Most days when I get up, I make a strong cup of Goya espresso coffee; while waiting for the water to boil, I feed the cats a pouch of Whiskas (not because it's good for them but because they like it) and I sit, in the zazen sense of sitting, not to meditate but to awaken and to focus.
I sit on a couch facing the fireplace focusing my eyes on the mantel just below a Civil War sword—a family heirloom—that I hung there with "Stand by the Union" engraved on it's blade as I sip from my cup, held with both hands, waiting for the intoxicant to awaken me.
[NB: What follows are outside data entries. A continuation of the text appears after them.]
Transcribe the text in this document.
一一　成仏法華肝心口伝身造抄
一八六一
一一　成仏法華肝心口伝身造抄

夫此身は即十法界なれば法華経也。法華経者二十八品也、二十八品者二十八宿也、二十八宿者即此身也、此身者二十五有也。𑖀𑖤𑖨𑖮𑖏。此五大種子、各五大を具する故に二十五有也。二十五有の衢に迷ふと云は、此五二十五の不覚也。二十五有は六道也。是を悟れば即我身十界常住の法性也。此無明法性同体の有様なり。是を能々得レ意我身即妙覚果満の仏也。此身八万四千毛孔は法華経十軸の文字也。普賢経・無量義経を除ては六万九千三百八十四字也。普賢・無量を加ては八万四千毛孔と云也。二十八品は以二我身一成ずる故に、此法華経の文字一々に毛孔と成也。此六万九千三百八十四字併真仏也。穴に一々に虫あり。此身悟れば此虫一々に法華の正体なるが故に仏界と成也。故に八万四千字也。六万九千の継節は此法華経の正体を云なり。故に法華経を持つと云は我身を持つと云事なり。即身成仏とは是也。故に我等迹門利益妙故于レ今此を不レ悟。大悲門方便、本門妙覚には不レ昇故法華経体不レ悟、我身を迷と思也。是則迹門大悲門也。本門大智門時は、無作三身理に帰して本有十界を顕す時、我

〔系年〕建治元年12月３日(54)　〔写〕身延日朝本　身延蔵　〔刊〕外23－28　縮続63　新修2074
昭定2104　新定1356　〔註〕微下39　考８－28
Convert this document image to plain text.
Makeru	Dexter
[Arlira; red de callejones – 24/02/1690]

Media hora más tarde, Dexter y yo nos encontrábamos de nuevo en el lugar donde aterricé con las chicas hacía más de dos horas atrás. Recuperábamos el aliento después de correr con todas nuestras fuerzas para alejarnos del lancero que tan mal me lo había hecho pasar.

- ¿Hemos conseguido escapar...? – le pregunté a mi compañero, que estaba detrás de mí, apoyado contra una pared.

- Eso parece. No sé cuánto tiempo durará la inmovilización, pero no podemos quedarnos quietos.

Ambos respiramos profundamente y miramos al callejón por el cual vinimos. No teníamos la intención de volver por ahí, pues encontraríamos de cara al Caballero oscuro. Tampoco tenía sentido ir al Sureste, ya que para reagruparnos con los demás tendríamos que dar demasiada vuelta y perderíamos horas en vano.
I have a mantra. I silently repeat this as I inhale the quiet morning air with the light coming through the blinds; the air is perfect, the light is perfect, the time is perfect, I am perfect. And as I exhale I silently repeat that which encompasses everything that I would rid myself of: my resentments, my fears, my regrets, my impatience and all the other vain deceptions and clinging imperfections of yesterday or tomorrow that make up who I am.
I'd begun sitting there with the purpose of replacing the uncomfortable that of life with its beatific this. But after several months of mornings before the mantel, I realized the most important word of this mantra was not this and the wished for perfection it stood for; nor was it that and all I wanted to shun. It was a new word that slowly came to me lightly on my breath; one that inserted itself between the two. A simple and beautiful word. That word was and.
I would not try to replace one part of my life with another, I would "Stand by the Union."